Применительно к участникам уголовного судопроизводства, входящим в первую
из перечисленных групп, необходимо отметить, по крайней мере, два обстоятельства.
Во-первых, в законе предпринята попытка каким-то образом разграничить
понятия уголовного преследования и обвинения. Уголовное преследование
определяется как "процессуальная деятельность, осуществляемая стороной
обвинения в целях изобличения подозреваемого, обвиняемого в совершении
преступления" (п. 55 ст. 5 УПК). Под обвинением понимается "утверждение в
совершении определенным лицом деяния, запрещенного Уголовным кодексом,
выдвинутое в порядке, установленном настоящим Кодексом" (п. 22 ст. 5 УПК).
Поскольку сторона обвинения существует на всем протяжении уголовного
судопроизводства, то очевидно, что обвинение в широком смысле тождественно
уголовному преследованию, а в узком смысле представляет собой инкриминируемое
обвиняемому (подозреваемому) деяние, зафиксированное в соответствующем
процессуальном решении. Применительно к проблемам, связанным с процессом
доказывания, осуществление уголовного преследования одновременно означает и
реализацию функции обвинения, поскольку и то, и другое по своему содержанию
означает как получение в установленной законом форме относящейся к делу
информации, так и принятие основанных на ней процессуальных решений.
Во-вторых, хотя законодатель в ч. 2 ст. 21 УПК включает в понятие уголовного
преследования все принимаемые правоохранительными органами меры по
установлению события преступления, изобличению лица, виновного в его совершении,
круг должностных лиц - участников уголовного судопроизводства со стороны
обвинения шире, чем круг субъектов, в чьи обязанности входит осуществление
уголовного преследования. В силу ч. 1 ст. 21 УПК "уголовное преследование от имени
государства по уголовным делам публичного и частно-публичного обвинения
осуществляют прокурор, а также следователь и дознаватель". Отсутствие в данной
норме закона упоминания о начальнике следственного отдела и органе дознания, на
наш взгляд, объясняется тем, что в случае, когда следственное или любое другое иное
процессуальное действие производится лично начальником следственного отдела
либо начальником органа дознания (пп. 1, 4 ст. 40 УПК), а также должностным лицом,
отнесенным к органам дознания (пп. 2, 3, пп. 1-3 ч. 3 ст. 40 УПК), то они обладают
статусом соответственно следователя или дознавателя (ч. 2 ст. 39 УПК).

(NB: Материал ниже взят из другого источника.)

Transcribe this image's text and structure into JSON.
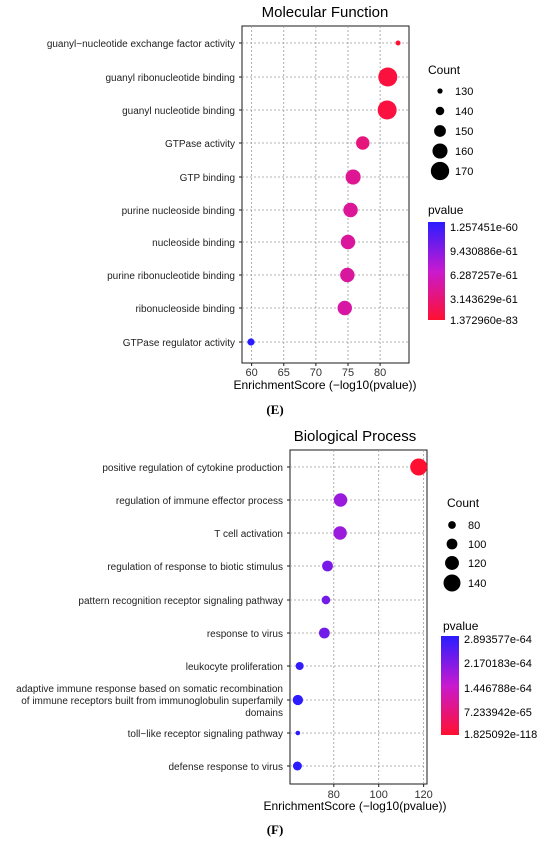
{
  "panel_labels": [
    "(E)",
    "(F)"
  ],
  "chart_data": [
    {
      "type": "scatter",
      "title": "Molecular Function",
      "xlabel": "EnrichmentScore (−log10(pvalue))",
      "ylabel": "",
      "xlim": [
        58.5,
        84.5
      ],
      "xticks": [
        60,
        65,
        70,
        75,
        80
      ],
      "grid": true,
      "terms": [
        "guanyl−nucleotide exchange factor activity",
        "guanyl ribonucleotide binding",
        "guanyl nucleotide binding",
        "GTPase activity",
        "GTP binding",
        "purine nucleoside binding",
        "nucleoside binding",
        "purine ribonucleotide binding",
        "ribonucleoside binding",
        "GTPase regulator activity"
      ],
      "x": [
        82.8,
        81.2,
        81.1,
        77.3,
        75.8,
        75.4,
        75.0,
        74.9,
        74.5,
        59.9
      ],
      "count": [
        129,
        172,
        172,
        155,
        160,
        158,
        158,
        158,
        158,
        136
      ],
      "pvalue": [
        1.3e-83,
        1.4e-82,
        1.6e-82,
        3e-78,
        1.2e-76,
        3.5e-76,
        8e-76,
        1e-75,
        3e-75,
        1.257451e-60
      ],
      "size_legend": {
        "title": "Count",
        "labels": [
          "130",
          "140",
          "150",
          "160",
          "170"
        ],
        "values": [
          130,
          140,
          150,
          160,
          170
        ]
      },
      "color_legend": {
        "title": "pvalue",
        "labels": [
          "1.257451e-60",
          "9.430886e-61",
          "6.287257e-61",
          "3.143629e-61",
          "1.372960e-83"
        ]
      }
    },
    {
      "type": "scatter",
      "title": "Biological Process",
      "xlabel": "EnrichmentScore (−log10(pvalue))",
      "ylabel": "",
      "xlim": [
        60.5,
        121.5
      ],
      "xticks": [
        80,
        100,
        120
      ],
      "grid": true,
      "terms": [
        "positive regulation of cytokine production",
        "regulation of immune effector process",
        "T cell activation",
        "regulation of response to biotic stimulus",
        "pattern recognition receptor signaling pathway",
        "response to virus",
        "leukocyte proliferation",
        "adaptive immune response based on somatic recombination\nof immune receptors built from immunoglobulin superfamily\ndomains",
        "toll−like receptor signaling pathway",
        "defense response to virus"
      ],
      "x": [
        117.8,
        83.0,
        82.8,
        77.2,
        76.5,
        75.8,
        64.8,
        64.0,
        64.0,
        63.8
      ],
      "count": [
        140,
        117,
        117,
        100,
        86,
        100,
        82,
        97,
        60,
        88
      ],
      "pvalue": [
        1.825092e-118,
        1e-83,
        1e-83,
        1e-77,
        1e-76,
        1e-76,
        1e-65,
        1.4e-64,
        1.6e-64,
        2.893577e-64
      ],
      "size_legend": {
        "title": "Count",
        "labels": [
          "80",
          "100",
          "120",
          "140"
        ],
        "values": [
          80,
          100,
          120,
          140
        ]
      },
      "color_legend": {
        "title": "pvalue",
        "labels": [
          "2.893577e-64",
          "2.170183e-64",
          "1.446788e-64",
          "7.233942e-65",
          "1.825092e-118"
        ]
      }
    }
  ]
}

Таким образом, проблема статуса должностного лица - участника уголовного
судопроизводства со стороны обвинения в процессе доказывания предполагает анализ
полномочий прокурора, следователя и дознавателя.
Прокурор возглавляет иерархию должностных лиц, осуществляющих
расследование уголовного дела. Его процессуальный статус определяется ст. 37 УПК
РФ, согласно которой "прокурор является должностным лицом, уполномоченным, в
пределах своей компетенции, установленной настоящим Кодексом, осуществлять от
имени государства уголовное преследование в ходе уголовного судопроизводства, а
также надзор за процессуальной деятельностью органов дознания и органов
предварительного следствия".
Часть 4 ст. 37 определяет статус прокурора в судебных стадиях процесса,
предписывая ему поддерживать государственное обвинение, обеспечивая его
законность и обоснованность. В случаях, когда предварительное расследование
проведено в форме дознания, прокурор вправе поручить поддержание от имени
государства обвинения в суде дознавателю либо следователю, производившему
дознание по данному уголовному делу. Прежде чем непосредственно рассматривать
статус прокурора в процессе доказывания, необходимо отметить следующее
обстоятельство. Формулировка ч. 1 ст. 37 УПК содержит достаточно спорное
положение. Суть его в том, что помимо осуществления от имени государства
уголовного преследования на прокурора возложен надзор за процессуальной
деятельностью органов дознания и органов предварительно следствия. Такая
формулировка представляется проявлением свойственной советскому уголовному
процессу концепции надзора как функции прокурора при расследовании и судебном
разбирательстве уголовных дел. Статья 25 УПК РСФСР, закреплявшая институт
прокурорского надзора, возлагала на прокурора обязанность "во всех стадиях
уголовного судопроизводства своевременно принимать предусмотренные законом
меры к устранению всяких нарушений закона, от кого бы эти нарушения ни исходили".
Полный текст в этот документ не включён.